Dialogue entre deux entités, perturbées par l'endormissement du peuple: 
Chiche Vaiete Babouche & Céleste Rainui Dupoix

- Alors, dîtes-moi Céleste, où se trouve la frontière entre la grande manif, expression corporelle des citoyens, catapultée dans nos moeurs par les soixante-huitards tous devenus bourgeois (parce que tous les révoltés qui se médiatisent finissent bourgeois: On finit toujours par devenir ce que l'on combat ) mais qui a tout de même l'arrogance de vouloir changer les choses...
et la Révolution qui, dans un degré de violence supérieure, pousse les gens dans la rue et les oblige à changer, et les idées et les hommes au pouvoir?

-
A mon avis chère Chiche Babouche, cette frontière à géométrie variable se mesure au degré de la faim dans le ventre des manifestants ou des Révolutionnaires, si tu préfères:
Lorsque la faim les menace, ils manifestent;
lorsque la faim les assaille, ils font la révolution
.

- (N'oubliez pas mon middle-name, j'y tiens!) Ne sont-ce pas les sentiments d'injustice qui font la Révolution chère Dupoix?

- Non, les sentiments d'injustice ou d'abus de pouvoir ne sont que le sel, que le poivre, que dis-je, le "goût" comme on dit chez nous ! Ils ne sont que l'assaisonnement de la faim.

- Donc si nous vivons dans une société dont la civilisation d'histoire coloniale, n'a véritablement vécu de révolution que par procuration, c'est à dire dans les livres d'histoire de la civilisation occidentale, si nous vivons dans une société dans laquelle les barres de chocolat sont en vente à tous les coins de rue,  nous n'aurons que des manifestations et jamais de vraie révolution? Car il serait malsain de dire qu'on a faim dans une société qui affiche une surabondance alimentaire?

- En fait, avez vous des penseurs?

- Oui, nous en avons.

- Et que pensent-ils?

- Ils sont asservis par leurs idéologismes politiques, ils sont dépendants, en quelque sorte. Ils ne peuvent pas vraiment s'exprimer sans risquer d'être labellisés. Afin d'éviter l'ostracisme, ils se concentrent sur l'art et la culture qui sont des zones de libertés absolues.

- Etonnant: toutes les civilisations, tous les peuples ont connu la Révolution. La Révolution est un arbre avec des racines en haut et des racines en bas: les penseurs la cogitent et le peuple lui donne vie. La grande Nation française s'est bâtie sur la Révolution, et c'est bien la faim qui a poussé le peuple dans la rue. La Révolution n'est pas souhaitable, car elle est douloureuse et profondément injuste: des innocents y passent. C'est un traumatisme collectif mais qui apporte une certaine maturité à la population.
Maintenant, imaginez ma chère que la civilisation est un être humain: cet être humain passe de l'âge enfant à l'âge adulte sans qu'il n'y ait d'âge transitoire et formateur, nous avons là un adulte sans aucune expérience véritablement douloureuse de la vie. Uhm ce que je veux dire, c'est: qu'il faut souffrir pour s'affirmer et s'affirmer pour exister
.

- Que dire alors de la tradition des manifestations?

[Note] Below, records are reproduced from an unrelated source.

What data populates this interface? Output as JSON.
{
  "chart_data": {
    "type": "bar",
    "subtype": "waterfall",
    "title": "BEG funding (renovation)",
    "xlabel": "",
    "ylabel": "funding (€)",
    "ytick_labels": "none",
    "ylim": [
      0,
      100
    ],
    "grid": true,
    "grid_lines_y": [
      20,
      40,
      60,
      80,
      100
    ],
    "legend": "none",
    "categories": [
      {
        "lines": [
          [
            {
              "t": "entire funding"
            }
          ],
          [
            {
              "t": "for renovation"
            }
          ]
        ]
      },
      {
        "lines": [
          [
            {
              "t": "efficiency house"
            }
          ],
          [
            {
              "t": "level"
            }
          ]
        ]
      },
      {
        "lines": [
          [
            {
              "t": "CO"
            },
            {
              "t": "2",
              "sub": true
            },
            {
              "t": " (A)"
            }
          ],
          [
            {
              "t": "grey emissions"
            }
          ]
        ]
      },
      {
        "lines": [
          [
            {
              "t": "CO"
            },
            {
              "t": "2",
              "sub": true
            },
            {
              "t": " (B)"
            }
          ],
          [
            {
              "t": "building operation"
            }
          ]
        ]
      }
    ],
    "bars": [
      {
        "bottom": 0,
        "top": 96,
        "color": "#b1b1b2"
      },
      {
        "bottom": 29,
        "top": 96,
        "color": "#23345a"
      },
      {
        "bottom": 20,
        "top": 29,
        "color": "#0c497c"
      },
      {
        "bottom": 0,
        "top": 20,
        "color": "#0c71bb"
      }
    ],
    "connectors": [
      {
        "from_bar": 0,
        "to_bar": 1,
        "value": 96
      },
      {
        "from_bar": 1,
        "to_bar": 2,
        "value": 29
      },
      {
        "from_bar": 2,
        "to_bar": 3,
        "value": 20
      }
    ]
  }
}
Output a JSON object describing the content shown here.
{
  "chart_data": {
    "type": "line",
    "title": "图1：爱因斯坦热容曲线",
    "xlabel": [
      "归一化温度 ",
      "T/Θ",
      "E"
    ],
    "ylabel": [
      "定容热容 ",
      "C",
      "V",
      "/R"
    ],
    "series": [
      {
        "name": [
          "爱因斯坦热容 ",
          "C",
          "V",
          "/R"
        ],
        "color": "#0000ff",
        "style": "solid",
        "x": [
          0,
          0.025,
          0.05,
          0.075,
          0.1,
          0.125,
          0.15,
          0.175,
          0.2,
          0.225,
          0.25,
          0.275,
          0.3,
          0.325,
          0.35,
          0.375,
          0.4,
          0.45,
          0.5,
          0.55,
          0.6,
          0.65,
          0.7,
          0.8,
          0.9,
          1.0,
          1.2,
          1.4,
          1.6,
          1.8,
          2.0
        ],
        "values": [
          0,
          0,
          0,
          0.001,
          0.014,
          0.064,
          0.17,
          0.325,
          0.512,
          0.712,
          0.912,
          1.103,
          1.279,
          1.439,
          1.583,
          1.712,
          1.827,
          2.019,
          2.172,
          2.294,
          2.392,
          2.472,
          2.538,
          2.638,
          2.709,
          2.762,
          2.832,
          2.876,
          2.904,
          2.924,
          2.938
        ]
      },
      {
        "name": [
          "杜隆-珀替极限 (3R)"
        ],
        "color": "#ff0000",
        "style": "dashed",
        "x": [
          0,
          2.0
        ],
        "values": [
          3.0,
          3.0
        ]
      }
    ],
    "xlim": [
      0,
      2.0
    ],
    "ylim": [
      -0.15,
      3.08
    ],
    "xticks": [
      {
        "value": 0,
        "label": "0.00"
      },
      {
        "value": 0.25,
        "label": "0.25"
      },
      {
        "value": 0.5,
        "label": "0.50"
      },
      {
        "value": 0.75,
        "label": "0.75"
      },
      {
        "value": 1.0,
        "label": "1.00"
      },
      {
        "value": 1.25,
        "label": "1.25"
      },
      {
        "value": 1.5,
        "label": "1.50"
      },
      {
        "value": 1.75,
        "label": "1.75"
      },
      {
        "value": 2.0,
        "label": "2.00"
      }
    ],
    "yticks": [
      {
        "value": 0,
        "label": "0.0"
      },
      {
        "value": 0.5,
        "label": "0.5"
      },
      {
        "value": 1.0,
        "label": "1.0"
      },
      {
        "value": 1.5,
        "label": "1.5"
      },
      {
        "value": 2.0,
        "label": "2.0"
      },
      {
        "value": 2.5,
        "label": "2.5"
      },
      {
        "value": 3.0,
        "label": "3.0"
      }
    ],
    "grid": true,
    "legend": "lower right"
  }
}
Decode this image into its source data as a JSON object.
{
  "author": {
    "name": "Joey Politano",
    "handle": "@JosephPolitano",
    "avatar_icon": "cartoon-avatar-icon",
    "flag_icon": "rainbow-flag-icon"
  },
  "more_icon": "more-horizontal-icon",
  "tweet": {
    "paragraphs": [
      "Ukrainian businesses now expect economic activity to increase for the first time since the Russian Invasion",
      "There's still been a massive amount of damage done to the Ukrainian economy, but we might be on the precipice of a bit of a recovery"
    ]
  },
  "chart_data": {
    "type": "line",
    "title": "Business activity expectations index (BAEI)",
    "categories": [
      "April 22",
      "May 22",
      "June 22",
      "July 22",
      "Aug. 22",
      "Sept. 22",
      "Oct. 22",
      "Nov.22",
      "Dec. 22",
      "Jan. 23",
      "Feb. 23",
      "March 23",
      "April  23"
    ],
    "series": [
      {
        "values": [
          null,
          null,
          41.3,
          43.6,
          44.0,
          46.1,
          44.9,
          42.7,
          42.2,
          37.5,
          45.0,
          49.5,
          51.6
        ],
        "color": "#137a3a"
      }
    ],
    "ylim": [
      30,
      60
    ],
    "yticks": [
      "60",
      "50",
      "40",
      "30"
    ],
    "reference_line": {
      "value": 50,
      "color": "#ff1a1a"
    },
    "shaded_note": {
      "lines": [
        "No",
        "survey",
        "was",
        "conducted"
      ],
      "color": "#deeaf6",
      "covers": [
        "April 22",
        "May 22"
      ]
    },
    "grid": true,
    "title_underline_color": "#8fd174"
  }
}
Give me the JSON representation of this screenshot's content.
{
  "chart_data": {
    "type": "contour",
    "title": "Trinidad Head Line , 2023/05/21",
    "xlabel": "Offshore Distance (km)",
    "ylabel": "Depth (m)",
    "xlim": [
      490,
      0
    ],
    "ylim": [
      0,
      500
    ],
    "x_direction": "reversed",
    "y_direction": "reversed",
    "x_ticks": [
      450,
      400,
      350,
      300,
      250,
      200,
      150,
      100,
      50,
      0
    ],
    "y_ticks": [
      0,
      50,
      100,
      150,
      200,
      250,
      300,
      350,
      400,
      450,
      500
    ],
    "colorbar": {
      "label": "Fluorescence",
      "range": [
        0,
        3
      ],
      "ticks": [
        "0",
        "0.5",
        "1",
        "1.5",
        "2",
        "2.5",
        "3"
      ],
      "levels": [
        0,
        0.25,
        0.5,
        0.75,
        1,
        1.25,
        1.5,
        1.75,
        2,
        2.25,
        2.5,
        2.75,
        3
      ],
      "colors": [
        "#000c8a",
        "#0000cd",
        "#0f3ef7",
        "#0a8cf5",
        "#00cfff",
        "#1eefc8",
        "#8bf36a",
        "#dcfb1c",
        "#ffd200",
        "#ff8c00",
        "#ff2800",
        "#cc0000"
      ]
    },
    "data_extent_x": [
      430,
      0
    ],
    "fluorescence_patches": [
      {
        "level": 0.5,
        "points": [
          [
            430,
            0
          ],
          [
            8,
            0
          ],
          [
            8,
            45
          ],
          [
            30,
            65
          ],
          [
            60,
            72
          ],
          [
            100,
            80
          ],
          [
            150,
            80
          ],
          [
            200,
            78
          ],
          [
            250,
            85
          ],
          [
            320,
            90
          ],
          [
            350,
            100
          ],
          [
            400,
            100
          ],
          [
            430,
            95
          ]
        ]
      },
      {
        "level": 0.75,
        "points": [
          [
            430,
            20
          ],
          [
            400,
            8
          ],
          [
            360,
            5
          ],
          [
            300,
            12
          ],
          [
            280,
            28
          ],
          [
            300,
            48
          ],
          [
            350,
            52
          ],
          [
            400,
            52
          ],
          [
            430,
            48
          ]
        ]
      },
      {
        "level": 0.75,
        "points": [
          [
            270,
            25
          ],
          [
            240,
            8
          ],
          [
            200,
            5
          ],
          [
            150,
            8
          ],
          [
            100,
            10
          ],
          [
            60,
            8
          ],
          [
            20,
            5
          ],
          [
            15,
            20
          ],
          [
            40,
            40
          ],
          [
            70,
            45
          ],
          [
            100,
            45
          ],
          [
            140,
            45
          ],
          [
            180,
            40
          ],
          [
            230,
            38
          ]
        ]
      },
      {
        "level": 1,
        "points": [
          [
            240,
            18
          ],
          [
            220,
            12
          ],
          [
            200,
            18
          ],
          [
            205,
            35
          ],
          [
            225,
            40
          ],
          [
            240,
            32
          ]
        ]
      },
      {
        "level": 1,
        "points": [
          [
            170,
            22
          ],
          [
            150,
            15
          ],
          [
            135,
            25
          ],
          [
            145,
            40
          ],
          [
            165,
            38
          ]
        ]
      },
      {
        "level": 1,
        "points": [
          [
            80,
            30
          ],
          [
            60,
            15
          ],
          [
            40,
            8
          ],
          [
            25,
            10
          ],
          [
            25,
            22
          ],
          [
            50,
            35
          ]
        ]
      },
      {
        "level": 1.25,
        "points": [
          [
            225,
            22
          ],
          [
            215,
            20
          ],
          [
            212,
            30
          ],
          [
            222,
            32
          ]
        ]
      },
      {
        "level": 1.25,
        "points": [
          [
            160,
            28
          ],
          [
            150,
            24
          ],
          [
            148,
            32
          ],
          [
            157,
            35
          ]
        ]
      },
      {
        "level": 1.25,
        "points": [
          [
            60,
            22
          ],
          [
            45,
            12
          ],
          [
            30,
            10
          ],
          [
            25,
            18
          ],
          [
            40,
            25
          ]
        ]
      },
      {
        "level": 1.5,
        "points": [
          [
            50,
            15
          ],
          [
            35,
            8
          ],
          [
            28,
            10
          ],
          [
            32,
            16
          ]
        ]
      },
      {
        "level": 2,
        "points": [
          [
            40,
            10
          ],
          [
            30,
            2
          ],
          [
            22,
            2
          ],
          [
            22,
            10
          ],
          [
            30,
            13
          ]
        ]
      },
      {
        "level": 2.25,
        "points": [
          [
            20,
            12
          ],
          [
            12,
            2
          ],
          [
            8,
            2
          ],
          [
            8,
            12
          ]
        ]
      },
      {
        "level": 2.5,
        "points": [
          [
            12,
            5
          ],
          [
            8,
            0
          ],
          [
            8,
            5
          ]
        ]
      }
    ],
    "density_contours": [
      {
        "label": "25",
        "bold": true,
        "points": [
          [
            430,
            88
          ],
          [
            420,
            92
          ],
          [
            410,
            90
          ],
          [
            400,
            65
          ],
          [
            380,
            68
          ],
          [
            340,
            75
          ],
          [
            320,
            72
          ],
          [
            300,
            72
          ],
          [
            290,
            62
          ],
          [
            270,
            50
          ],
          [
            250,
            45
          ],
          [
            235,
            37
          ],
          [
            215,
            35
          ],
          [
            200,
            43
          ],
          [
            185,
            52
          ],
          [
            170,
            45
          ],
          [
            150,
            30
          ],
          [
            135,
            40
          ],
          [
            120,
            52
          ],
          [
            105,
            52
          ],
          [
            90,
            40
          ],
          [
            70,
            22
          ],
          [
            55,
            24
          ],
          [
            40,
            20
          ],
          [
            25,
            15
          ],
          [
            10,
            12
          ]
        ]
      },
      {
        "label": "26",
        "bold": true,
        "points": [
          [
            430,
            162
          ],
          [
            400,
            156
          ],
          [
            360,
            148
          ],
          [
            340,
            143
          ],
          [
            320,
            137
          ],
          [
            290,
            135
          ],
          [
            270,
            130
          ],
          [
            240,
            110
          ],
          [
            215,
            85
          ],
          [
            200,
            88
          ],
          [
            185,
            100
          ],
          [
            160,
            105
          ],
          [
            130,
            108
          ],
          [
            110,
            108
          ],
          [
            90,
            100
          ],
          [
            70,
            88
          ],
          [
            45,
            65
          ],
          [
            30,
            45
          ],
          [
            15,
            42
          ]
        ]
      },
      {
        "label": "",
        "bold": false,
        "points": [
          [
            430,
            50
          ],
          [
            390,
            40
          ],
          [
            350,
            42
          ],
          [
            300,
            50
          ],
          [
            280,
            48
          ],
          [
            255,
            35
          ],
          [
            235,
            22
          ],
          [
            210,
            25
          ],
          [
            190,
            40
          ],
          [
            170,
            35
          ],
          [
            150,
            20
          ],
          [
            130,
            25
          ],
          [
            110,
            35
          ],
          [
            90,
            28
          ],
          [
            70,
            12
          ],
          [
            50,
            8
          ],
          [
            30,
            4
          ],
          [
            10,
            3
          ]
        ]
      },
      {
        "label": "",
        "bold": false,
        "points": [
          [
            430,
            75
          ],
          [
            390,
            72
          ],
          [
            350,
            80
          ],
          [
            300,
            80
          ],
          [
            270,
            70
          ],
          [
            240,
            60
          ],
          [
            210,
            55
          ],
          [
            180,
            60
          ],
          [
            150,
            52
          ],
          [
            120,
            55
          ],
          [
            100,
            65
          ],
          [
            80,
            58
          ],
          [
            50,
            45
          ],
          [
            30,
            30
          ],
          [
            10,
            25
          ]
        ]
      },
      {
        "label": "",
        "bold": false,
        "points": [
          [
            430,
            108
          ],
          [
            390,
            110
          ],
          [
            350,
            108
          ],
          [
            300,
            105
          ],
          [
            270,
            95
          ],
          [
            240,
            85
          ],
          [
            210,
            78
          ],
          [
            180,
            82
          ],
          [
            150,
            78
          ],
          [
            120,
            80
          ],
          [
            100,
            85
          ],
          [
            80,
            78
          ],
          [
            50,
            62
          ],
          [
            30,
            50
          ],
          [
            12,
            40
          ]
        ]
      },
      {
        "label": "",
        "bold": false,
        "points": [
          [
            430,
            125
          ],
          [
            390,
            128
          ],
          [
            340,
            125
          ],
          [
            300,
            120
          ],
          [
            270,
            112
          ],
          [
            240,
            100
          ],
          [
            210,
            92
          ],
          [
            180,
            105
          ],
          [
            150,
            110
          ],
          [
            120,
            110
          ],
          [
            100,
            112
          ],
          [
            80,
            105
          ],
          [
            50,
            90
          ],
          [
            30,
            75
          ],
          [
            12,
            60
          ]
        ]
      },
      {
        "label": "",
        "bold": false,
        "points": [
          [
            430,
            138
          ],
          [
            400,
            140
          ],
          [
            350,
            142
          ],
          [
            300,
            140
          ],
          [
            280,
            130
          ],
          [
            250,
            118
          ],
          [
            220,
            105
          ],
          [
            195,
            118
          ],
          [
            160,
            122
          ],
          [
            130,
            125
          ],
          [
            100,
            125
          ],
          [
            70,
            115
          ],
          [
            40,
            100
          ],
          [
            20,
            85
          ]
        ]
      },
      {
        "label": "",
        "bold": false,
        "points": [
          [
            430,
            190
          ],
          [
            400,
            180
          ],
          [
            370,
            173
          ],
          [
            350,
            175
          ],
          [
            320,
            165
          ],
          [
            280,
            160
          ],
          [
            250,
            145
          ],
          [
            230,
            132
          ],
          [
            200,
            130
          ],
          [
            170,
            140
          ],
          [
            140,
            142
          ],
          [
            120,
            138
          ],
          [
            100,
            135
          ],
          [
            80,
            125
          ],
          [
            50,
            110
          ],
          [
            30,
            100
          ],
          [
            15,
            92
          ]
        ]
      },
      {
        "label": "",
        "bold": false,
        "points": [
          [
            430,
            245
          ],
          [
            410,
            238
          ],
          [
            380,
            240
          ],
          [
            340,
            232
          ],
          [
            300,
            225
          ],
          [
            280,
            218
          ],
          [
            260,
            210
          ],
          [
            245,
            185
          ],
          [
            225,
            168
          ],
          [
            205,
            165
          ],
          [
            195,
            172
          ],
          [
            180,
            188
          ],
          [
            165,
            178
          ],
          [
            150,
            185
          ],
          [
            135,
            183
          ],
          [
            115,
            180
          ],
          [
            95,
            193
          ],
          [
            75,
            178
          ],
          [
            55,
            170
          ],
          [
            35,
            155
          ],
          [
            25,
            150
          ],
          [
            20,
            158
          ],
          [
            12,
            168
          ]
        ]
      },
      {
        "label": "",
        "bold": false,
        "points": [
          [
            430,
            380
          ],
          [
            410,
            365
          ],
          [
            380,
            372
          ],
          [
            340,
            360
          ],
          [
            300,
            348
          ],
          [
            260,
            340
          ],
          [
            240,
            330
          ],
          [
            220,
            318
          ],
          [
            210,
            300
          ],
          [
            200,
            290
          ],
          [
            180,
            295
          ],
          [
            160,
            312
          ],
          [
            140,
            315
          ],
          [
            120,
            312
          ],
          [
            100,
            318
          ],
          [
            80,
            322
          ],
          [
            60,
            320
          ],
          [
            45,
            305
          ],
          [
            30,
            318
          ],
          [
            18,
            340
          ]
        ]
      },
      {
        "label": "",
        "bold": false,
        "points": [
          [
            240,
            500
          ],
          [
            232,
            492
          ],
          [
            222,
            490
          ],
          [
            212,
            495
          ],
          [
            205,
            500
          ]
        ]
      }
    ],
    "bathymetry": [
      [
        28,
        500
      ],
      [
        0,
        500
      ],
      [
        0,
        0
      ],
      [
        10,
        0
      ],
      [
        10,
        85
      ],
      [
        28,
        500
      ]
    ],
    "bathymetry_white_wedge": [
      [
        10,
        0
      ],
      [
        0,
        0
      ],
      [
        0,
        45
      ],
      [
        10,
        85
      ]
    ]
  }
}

- La manifestation est à la Révolution ce que le chat est au Lion. L'un est domestique, l'autre sauvage. L'un a des petites griffes et l'autre une dentition acérée.

- C'est très beau, d'où vient ce précepte?

- Inspiration soudaine.

- La Révolution ne sera jamais une inspiration soudaine.

- Non, jamais. La fin de l'esclavage ne s'est pas réalisée en un jour. Bien avant que Voltaire ne le dénonce dans son Candide en 1759, cinquante ans avant cela, un homme Noir en témoignait dans un journal: il faut du temps pour prendre conscience des choses et les dénoncer.

- Donc pour en finir avec la faim: Tant que la faim sera masquée par la surconsommation de masse, il n'y aura pas de Révolution.

- En réalité, j'en doute fort. Malgré la barbarie planétaire qui subsiste et la souffrance animale sous la domination humaine, les civilisations contemporaines sont des civilisations policées. Le syndicalisme farfouille au rayon politique, les penseurs sont imprégnés de leurs convictions politiques, et les citoyens se remplissent le ventre avec un peu de tout; donc la faim est en territoire miné.

- C'est tant mieux: je préfère mon pays dans la paix, même s'il souffre.

- Il faut compter sur la puissance de Dame Nature: le traumatisme naturel finit toujours par forcer les Hommes à s'entraider. Aussi méfions-nous de l'eau qui dort.